„Kennst du das Land, wo die Zitronen blühen?“ – „Nein, das kenne ich nicht. Aber ich weiß, dass alle Zitronen sauer sind. Dass man eben in den sauren Apfel beißen muss, um etwas im Leben zu erreichen. Dass sauer lustig macht. Sagt man das nicht?“ Auch wenn diese Antwort frei erfunden ist; Vielen meiner Kolleginnen und Kollegen in der Beratungsarbeit dürfte der Tonfall bekannt vorkommen. So hört es sich an, wenn ein Klient oder eine Klientin sich einfach keine Veränderung vorstellen kann oder vorstellen will. Wenn die sauren Zitronen des Alltags überhand genommen haben und die Blüten im Frühling gar nicht mehr wahrgenommen werden.
In solchen Momenten helfen auch keine flotten Sprüche á la „Wenn das Leben dir eine Zitrone gibt, dann mach Limonade draus“. Solche Weisheiten erhöhen im Normalfall nur den Zynismuspegel.
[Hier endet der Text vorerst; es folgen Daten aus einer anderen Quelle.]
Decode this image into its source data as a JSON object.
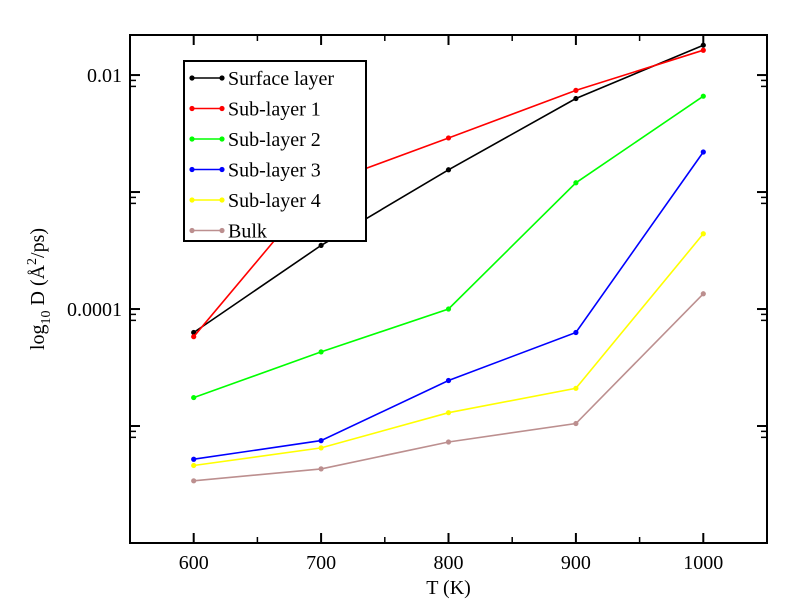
{
  "chart_data": {
    "type": "line",
    "title": "",
    "xlabel": "T (K)",
    "ylabel_parts": {
      "prefix": "log",
      "sub": "10",
      "mid": " D (",
      "unit_main": "Å",
      "sup": "2",
      "unit_tail": "/ps)"
    },
    "x_ticks": [
      "600",
      "700",
      "800",
      "900",
      "1000"
    ],
    "y_ticks": [
      "0.0001",
      "0.01"
    ],
    "xlim": [
      550,
      1050
    ],
    "ylim": [
      1e-06,
      0.022
    ],
    "y_scale": "log",
    "legend_position": "top-left",
    "x": [
      600,
      700,
      800,
      900,
      1000
    ],
    "series": [
      {
        "name": "Surface layer",
        "color": "#000000",
        "values": [
          6.3e-05,
          0.00035,
          0.00155,
          0.0063,
          0.018
        ]
      },
      {
        "name": "Sub-layer 1",
        "color": "#ff0000",
        "values": [
          5.8e-05,
          0.00115,
          0.0029,
          0.0074,
          0.0163
        ]
      },
      {
        "name": "Sub-layer 2",
        "color": "#00ff00",
        "values": [
          1.75e-05,
          4.3e-05,
          0.0001,
          0.0012,
          0.0066
        ]
      },
      {
        "name": "Sub-layer 3",
        "color": "#0000ff",
        "values": [
          5.2e-06,
          7.5e-06,
          2.45e-05,
          6.3e-05,
          0.0022
        ]
      },
      {
        "name": "Sub-layer 4",
        "color": "#ffff00",
        "values": [
          4.6e-06,
          6.5e-06,
          1.3e-05,
          2.1e-05,
          0.00044
        ]
      },
      {
        "name": "Bulk",
        "color": "#bc8f8f",
        "values": [
          3.4e-06,
          4.3e-06,
          7.3e-06,
          1.05e-05,
          0.000135
        ]
      }
    ]
  }
}
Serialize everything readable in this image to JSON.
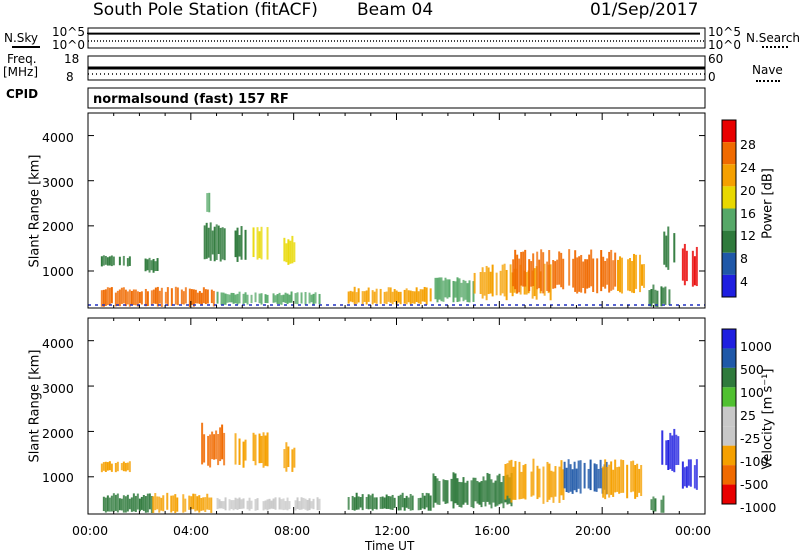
{
  "header": {
    "station": "South Pole Station (fitACF)",
    "beam": "Beam 04",
    "date": "01/Sep/2017"
  },
  "strip_panels": {
    "nsky_label": "N.Sky",
    "nsky_ticks": [
      "10^5",
      "10^0"
    ],
    "nsearch_label": "N.Search",
    "nsearch_ticks": [
      "10^5",
      "10^0"
    ],
    "freq_label": "Freq.",
    "freq_unit": "[MHz]",
    "freq_ticks": [
      "18",
      "8"
    ],
    "nave_label": "Nave",
    "nave_ticks": [
      "60",
      "0"
    ],
    "cpid_label": "CPID",
    "cpid_value": "normalsound (fast) 157 RF"
  },
  "colors": {
    "power_scale": [
      "#1f1fe0",
      "#1f58a8",
      "#2f7a3c",
      "#56a868",
      "#e8d800",
      "#f5a000",
      "#f06a00",
      "#e80000"
    ],
    "velocity_scale": [
      "#e80000",
      "#f06a00",
      "#f5a000",
      "#c8c8c8",
      "#c8c8c8",
      "#50c030",
      "#2f7a3c",
      "#1f58a8",
      "#1f1fe0"
    ]
  },
  "chart_data": [
    {
      "type": "heatmap",
      "panel": "power",
      "ylabel": "Slant Range [km]",
      "yticks": [
        "1000",
        "2000",
        "3000",
        "4000"
      ],
      "ylim": [
        180,
        4500
      ],
      "xticks": [
        "00:00",
        "04:00",
        "08:00",
        "12:00",
        "16:00",
        "20:00",
        "00:00"
      ],
      "xlim": [
        0,
        24
      ],
      "colorbar_label": "Power [dB]",
      "colorbar_ticks": [
        "4",
        "8",
        "12",
        "16",
        "20",
        "24",
        "28"
      ],
      "colorbar_range": [
        0,
        30
      ],
      "regions": [
        {
          "t0": 0.5,
          "t1": 4.9,
          "r0": 200,
          "r1": 650,
          "level": 24
        },
        {
          "t0": 0.5,
          "t1": 1.6,
          "r0": 1100,
          "r1": 1350,
          "level": 8
        },
        {
          "t0": 2.2,
          "t1": 2.7,
          "r0": 950,
          "r1": 1300,
          "level": 10
        },
        {
          "t0": 4.5,
          "t1": 5.3,
          "r0": 1200,
          "r1": 2100,
          "level": 8
        },
        {
          "t0": 4.6,
          "t1": 4.9,
          "r0": 2300,
          "r1": 2800,
          "level": 12
        },
        {
          "t0": 5.7,
          "t1": 6.1,
          "r0": 1200,
          "r1": 2000,
          "level": 10
        },
        {
          "t0": 6.4,
          "t1": 7.0,
          "r0": 1200,
          "r1": 2000,
          "level": 16
        },
        {
          "t0": 7.6,
          "t1": 8.0,
          "r0": 1100,
          "r1": 1800,
          "level": 18
        },
        {
          "t0": 5.0,
          "t1": 9.0,
          "r0": 250,
          "r1": 550,
          "level": 12
        },
        {
          "t0": 10.1,
          "t1": 13.3,
          "r0": 250,
          "r1": 650,
          "level": 22
        },
        {
          "t0": 13.4,
          "t1": 15.0,
          "r0": 300,
          "r1": 900,
          "level": 14
        },
        {
          "t0": 15.0,
          "t1": 18.0,
          "r0": 350,
          "r1": 1200,
          "level": 22
        },
        {
          "t0": 16.5,
          "t1": 20.5,
          "r0": 500,
          "r1": 1500,
          "level": 26
        },
        {
          "t0": 20.5,
          "t1": 21.6,
          "r0": 500,
          "r1": 1400,
          "level": 20
        },
        {
          "t0": 21.8,
          "t1": 22.6,
          "r0": 200,
          "r1": 700,
          "level": 10
        },
        {
          "t0": 22.3,
          "t1": 23.0,
          "r0": 1000,
          "r1": 2100,
          "level": 8
        },
        {
          "t0": 23.1,
          "t1": 23.7,
          "r0": 600,
          "r1": 1600,
          "level": 28
        }
      ]
    },
    {
      "type": "heatmap",
      "panel": "velocity",
      "ylabel": "Slant Range [km]",
      "yticks": [
        "1000",
        "2000",
        "3000",
        "4000"
      ],
      "ylim": [
        180,
        4500
      ],
      "xticks": [
        "00:00",
        "04:00",
        "08:00",
        "12:00",
        "16:00",
        "20:00",
        "00:00"
      ],
      "xlim": [
        0,
        24
      ],
      "xlabel": "Time UT",
      "colorbar_label": "Velocity [m s⁻¹]",
      "colorbar_ticks": [
        "1000",
        "500",
        "100",
        "25",
        "-25",
        "-100",
        "-500",
        "-1000"
      ],
      "regions": [
        {
          "t0": 0.5,
          "t1": 2.5,
          "r0": 200,
          "r1": 650,
          "level": 100
        },
        {
          "t0": 2.5,
          "t1": 4.8,
          "r0": 200,
          "r1": 650,
          "level": -100
        },
        {
          "t0": 0.5,
          "t1": 1.6,
          "r0": 1100,
          "r1": 1350,
          "level": -100
        },
        {
          "t0": 4.4,
          "t1": 5.3,
          "r0": 1200,
          "r1": 2200,
          "level": -500
        },
        {
          "t0": 5.7,
          "t1": 6.1,
          "r0": 1200,
          "r1": 2000,
          "level": -100
        },
        {
          "t0": 6.4,
          "t1": 7.0,
          "r0": 1200,
          "r1": 2000,
          "level": -100
        },
        {
          "t0": 7.6,
          "t1": 8.0,
          "r0": 1100,
          "r1": 1800,
          "level": -100
        },
        {
          "t0": 5.0,
          "t1": 9.0,
          "r0": 250,
          "r1": 550,
          "level": 0
        },
        {
          "t0": 10.1,
          "t1": 13.3,
          "r0": 250,
          "r1": 650,
          "level": 100
        },
        {
          "t0": 13.4,
          "t1": 16.5,
          "r0": 300,
          "r1": 1100,
          "level": 100
        },
        {
          "t0": 16.2,
          "t1": 18.5,
          "r0": 400,
          "r1": 1400,
          "level": -100
        },
        {
          "t0": 18.5,
          "t1": 20.2,
          "r0": 600,
          "r1": 1400,
          "level": 500
        },
        {
          "t0": 20.0,
          "t1": 21.5,
          "r0": 500,
          "r1": 1400,
          "level": -100
        },
        {
          "t0": 21.8,
          "t1": 22.4,
          "r0": 200,
          "r1": 600,
          "level": 100
        },
        {
          "t0": 22.3,
          "t1": 23.0,
          "r0": 1100,
          "r1": 2100,
          "level": 1000
        },
        {
          "t0": 23.1,
          "t1": 23.7,
          "r0": 700,
          "r1": 1400,
          "level": 1000
        }
      ]
    }
  ]
}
Wer zutiefst sauer ist; Wer sich daran gewöhnt hat, zutiefst sauer zu sein, dem schmeckt früher oder später auch nichts Süsses mehr. Jede neue Lebenssituation wird direkt auf ihren potenziellen Säuregehalt abgeklopft, und das Ergebnis triumphierend ausgelöffelt. Hier will mich Einer über’s Ohr hauen. Dort hat mich ein Anderer schon früher betrogen, und wird es mit Sicherheit wieder tun. Es gibt Menschen, die könnte man für ihren vielen schlimmen Lebenserfahrungen bedauern. Wäre da nicht dieses leichte Zucken um die Mundwinkel. Der gleiche Gesichtsausdruck, der sich auch mit Salz und Tequila problemlos vorstellen lässt.
Für mich persönlich war es ein großer Schritt nach vorne, als ich irgendwann aufgehört habe, gegen diese Wand aus sauren Mienen und Gedanken anzukämpfen. Zu verstehen, dass für manche Menschen Lebensqualität bedeutet, sich selber ständig Zitronen in den Tee zu tun, und sich im Nachgang darüber zu beklagen, wie übel das Leben, das Schicksal – und vor allem: die anderen Menschen um sie herum – ihnen mitspielen. Mein Lieblingsgetränk bleibt Cappuccino mit viel Zucchero – aus dem Land, wo im Frühling nicht nur die Zitronen blühen.